Transition from mother orientation to wife orientation
The secret wish of every male is to keep his mother happy. But this may be thwarted by non cooperating spouses. The wife may not allow her husband to do anything for his mother. The man may finally bid good bye to his mother and start following his wife. However, the painful transition from mother orientation to the fulfillment of the wife’s wishes is found to be the most agonizing experience for a male. The feeling that one could not do anything for his mother or father in their last days may haunt many throughout their lives triggering unexplainable episodic violence.
Alcoholism and family violence
To an alcoholic, the bottle is more important than his family. They spend a great deal of their time in organising money to get their drinks and to extricate themselves from the mess that they would have created around themselves.

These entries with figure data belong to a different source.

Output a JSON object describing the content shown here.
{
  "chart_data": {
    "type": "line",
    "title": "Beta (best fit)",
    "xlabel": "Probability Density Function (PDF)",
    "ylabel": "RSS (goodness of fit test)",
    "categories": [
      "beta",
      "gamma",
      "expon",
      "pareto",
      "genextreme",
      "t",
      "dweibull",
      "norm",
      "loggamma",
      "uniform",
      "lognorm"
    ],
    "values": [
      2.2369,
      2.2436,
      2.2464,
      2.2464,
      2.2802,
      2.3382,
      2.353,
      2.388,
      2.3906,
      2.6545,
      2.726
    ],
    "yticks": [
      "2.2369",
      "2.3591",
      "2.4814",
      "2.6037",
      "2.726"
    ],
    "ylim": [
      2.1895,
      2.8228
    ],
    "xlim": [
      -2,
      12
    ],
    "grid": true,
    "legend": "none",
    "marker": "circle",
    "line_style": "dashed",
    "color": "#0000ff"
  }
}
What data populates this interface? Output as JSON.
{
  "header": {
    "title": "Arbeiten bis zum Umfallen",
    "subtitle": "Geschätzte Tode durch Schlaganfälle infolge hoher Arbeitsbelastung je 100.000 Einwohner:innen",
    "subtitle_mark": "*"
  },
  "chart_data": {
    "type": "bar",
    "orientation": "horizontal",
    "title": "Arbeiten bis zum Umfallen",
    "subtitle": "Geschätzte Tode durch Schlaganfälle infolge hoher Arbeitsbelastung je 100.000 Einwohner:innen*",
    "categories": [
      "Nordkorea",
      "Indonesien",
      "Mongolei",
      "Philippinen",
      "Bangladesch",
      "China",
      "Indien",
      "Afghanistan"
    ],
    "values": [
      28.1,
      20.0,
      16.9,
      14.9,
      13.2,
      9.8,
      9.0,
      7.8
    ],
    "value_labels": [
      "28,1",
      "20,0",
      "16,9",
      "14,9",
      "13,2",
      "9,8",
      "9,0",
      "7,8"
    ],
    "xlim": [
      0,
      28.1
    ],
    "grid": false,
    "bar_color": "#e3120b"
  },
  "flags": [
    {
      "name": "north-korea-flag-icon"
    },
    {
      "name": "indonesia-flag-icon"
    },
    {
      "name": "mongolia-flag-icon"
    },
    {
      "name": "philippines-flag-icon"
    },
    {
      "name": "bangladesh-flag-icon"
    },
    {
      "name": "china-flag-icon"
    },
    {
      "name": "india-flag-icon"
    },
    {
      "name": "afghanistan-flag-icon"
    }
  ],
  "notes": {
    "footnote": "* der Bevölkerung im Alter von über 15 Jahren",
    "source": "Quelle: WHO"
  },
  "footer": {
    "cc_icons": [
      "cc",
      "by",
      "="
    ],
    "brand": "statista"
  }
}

He is seldom able to provide the family economically. The intensity of frustration of having a mate who spends all the money on drinks and then coming home with no money for his underfed and under clothed family triggers enormous violence in families.
A great facilitator of arguments
All violence begins with arguments and alcohol is a great facilitator of arguments. An argument over a husband’s drunkenness may lead to arguments over the husband’s other shortcomings such as masculinity, breadwinning capabilities, sexual abilities, etc which in turn may lead to physical violence.